1. Introduction
The Credit Card Disclosure in HTML vulnerability occurs when a web application displays plaintext credit card information. This poses a significant risk to businesses as it can lead to confidential data exposure and potential financial fraud. Systems commonly affected are those handling e-commerce transactions or storing sensitive payment details, such as web servers and associated databases. Impact on confidentiality is high, integrity is low, and availability is unaffected.
2. Technical Explanation
The root cause of this vulnerability is the lack of appropriate masking for credit card numbers displayed within a web application’s HTML output. An attacker can remotely exploit this by simply viewing the source code or inspecting network traffic to reveal sensitive data. There are no specific preconditions beyond access to the vulnerable web application.
- Exploit mechanism: An attacker can view the page source or intercept network traffic to read unmasked credit card numbers. For example, an attacker could use their browser’s developer tools to inspect the HTML of a checkout page and directly see the full credit card number.
- Scope: Web applications that display credit card information are affected.
3. Detection and Assessment
To confirm if a system is vulnerable, start with a quick check of web pages displaying payment details. A thorough method involves inspecting network traffic for unmasked credit card numbers.
- Quick checks: Inspect the source code of any page that displays credit card information using your browser’s developer tools (usually F12). Look for full, unmasked credit card numbers.
- Scanning: Nessus plugin 16879 can detect this vulnerability as an example.
- Logs and evidence: Web server access logs may show requests to pages displaying credit card information. Application logs might contain traces of the unmasked data (though unlikely due to security best practices).

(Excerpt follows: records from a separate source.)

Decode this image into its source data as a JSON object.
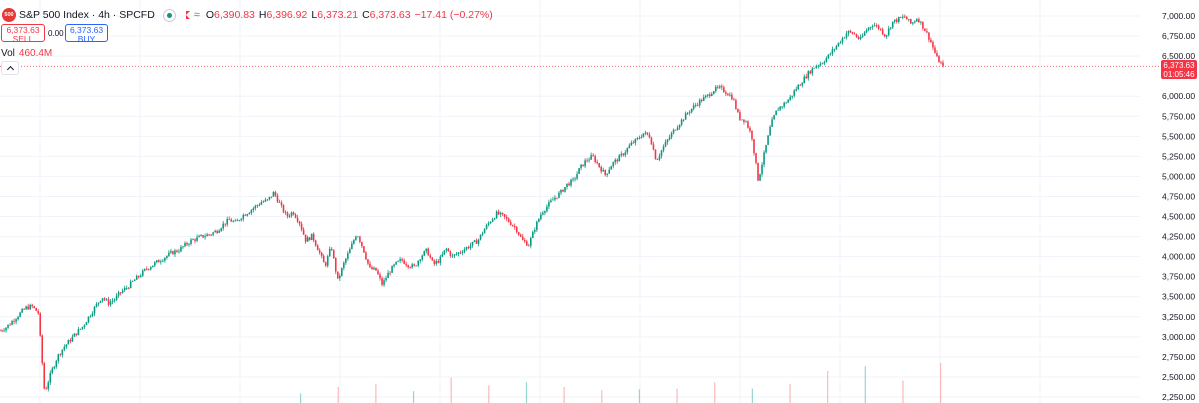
{
  "header": {
    "logo_text": "500",
    "title": "S&P 500 Index · 4h · SPCFD",
    "ohlc": {
      "o_label": "O",
      "o_value": "6,390.83",
      "h_label": "H",
      "h_value": "6,396.92",
      "l_label": "L",
      "l_value": "6,373.21",
      "c_label": "C",
      "c_value": "6,373.63",
      "change": "−17.41 (−0.27%)"
    }
  },
  "trade": {
    "sell_price": "6,373.63",
    "sell_label": "SELL",
    "spread": "0.00",
    "buy_price": "6,373.63",
    "buy_label": "BUY"
  },
  "volume": {
    "label": "Vol",
    "value": "460.4M"
  },
  "last_price": {
    "price": "6,373.63",
    "countdown": "01:05:46"
  },
  "colors": {
    "up": "#089981",
    "down": "#f23645",
    "grid": "#f0f3fa",
    "axis_text": "#131722"
  },
  "chart_data": {
    "type": "candlestick",
    "ylim": [
      2200,
      7050
    ],
    "y_ticks": [
      "7,000.00",
      "6,750.00",
      "6,500.00",
      "6,000.00",
      "5,750.00",
      "5,500.00",
      "5,250.00",
      "5,000.00",
      "4,750.00",
      "4,500.00",
      "4,250.00",
      "4,000.00",
      "3,750.00",
      "3,500.00",
      "3,250.00",
      "3,000.00",
      "2,750.00",
      "2,500.00",
      "2,250.00"
    ],
    "last_price": 6373.63,
    "trend": [
      3080,
      3120,
      3200,
      3280,
      3360,
      3380,
      3300,
      2300,
      2550,
      2750,
      2870,
      2960,
      3050,
      3130,
      3260,
      3380,
      3500,
      3420,
      3470,
      3560,
      3620,
      3700,
      3770,
      3850,
      3900,
      3950,
      4000,
      4050,
      4080,
      4140,
      4200,
      4230,
      4260,
      4280,
      4320,
      4400,
      4460,
      4420,
      4510,
      4560,
      4620,
      4680,
      4700,
      4800,
      4640,
      4500,
      4560,
      4430,
      4200,
      4260,
      4080,
      3880,
      4130,
      3700,
      3920,
      4100,
      4300,
      4100,
      3850,
      3830,
      3650,
      3800,
      3900,
      3960,
      3900,
      3870,
      4000,
      4080,
      3900,
      3960,
      4100,
      4000,
      4050,
      4100,
      4150,
      4200,
      4340,
      4450,
      4540,
      4500,
      4430,
      4350,
      4200,
      4150,
      4370,
      4550,
      4640,
      4730,
      4800,
      4900,
      4950,
      5100,
      5200,
      5250,
      5130,
      5020,
      5150,
      5220,
      5300,
      5400,
      5460,
      5540,
      5500,
      5200,
      5350,
      5480,
      5600,
      5700,
      5800,
      5880,
      5950,
      6000,
      6080,
      6100,
      6050,
      5980,
      5730,
      5700,
      5500,
      4950,
      5300,
      5650,
      5840,
      5900,
      5980,
      6100,
      6200,
      6300,
      6380,
      6420,
      6500,
      6600,
      6700,
      6800,
      6780,
      6700,
      6830,
      6900,
      6850,
      6750,
      6920,
      6960,
      6990,
      6900,
      6980,
      6850,
      6700,
      6480,
      6373.63
    ],
    "volume_spikes": [
      0.05,
      0.25,
      0.35,
      0.12,
      0.55,
      0.3,
      0.4,
      0.25,
      0.15,
      0.18,
      0.2,
      0.4,
      0.2,
      0.35,
      0.75,
      0.9,
      0.45,
      1.0
    ]
  }
}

curl -I {vulnerable URL} # Check for sensitive headers, but this is not a direct indicator.4. Solution / Remediation Steps
The following steps provide a precise solution to fix the issue. Only include steps that apply to this vulnerability.
4.1 Preparation
- Ensure you have a rollback plan in place by keeping a copy of the original code. A change window may be needed depending on the environment.
4.2 Implementation
- Step 2: Ensure that any database queries retrieving credit card information also return masked values.
- Step 3: Test the changes thoroughly in a non-production environment to confirm that credit card numbers are properly masked and that application functionality remains intact.
4.3 Config or Code Example
Before
<input type="text" value="">After
<input type="text" value="">4.4 Security Practices Relevant to This Vulnerability
List only practices that directly address this vulnerability type. Use neutral wording and examples instead of fixed advice. For example: least privilege, input validation, safe defaults, secure headers, patch cadence. If a practice does not apply, do not include it.
- Practice 1: Data masking to protect sensitive information at rest and in transit.
- Practice 2: Least privilege access control to limit who can view or modify credit card data.
4.5 Automation (Optional)
# Example Bash script to find instances of unmasked credit card numbers in application files (use with caution):
# grep -rnw '/path/to/application' -e '^[0-9]{13,19}$' #This is a very broad search and may return false positives. Review carefully before making changes.5. Verification / Validation
- Post-fix check: Inspect the source code of any page that displays credit card information using your browser’s developer tools (usually F12). Verify that full credit card numbers are masked.
- Re-test: Repeat the quick check from Section 3 to confirm that no unmasked credit card numbers are visible in the HTML source code.
- Smoke test: Complete a standard checkout process with a valid payment method to ensure functionality is not broken by the masking changes.
- Monitoring: Monitor web server logs for any errors related to credit card processing or display.
curl -I {vulnerable URL} # Check that sensitive headers are still absent.6. Preventive Measures and Monitoring
Suggest only measures that are relevant to the vulnerability type. Use “for example” to keep advice conditional, not prescriptive.
- Baselines: Update security baselines or policies to include requirements for data masking of sensitive information like credit card numbers.
- Asset and patch process: Implement a regular security review cycle for application code and configurations, focusing on sensitive data handling practices.
7. Risks, Side Effects, and Roll Back
- Risk or side effect 2: Performance impact due to increased processing for masking. Mitigation: Optimize masking algorithms and caching mechanisms.
8. References and Resources
- Vendor advisory or bulletin: N/A – This is a general coding practice issue, not specific to one vendor.
- NVD or CVE entry: N/A – No specific CVE for this general practice.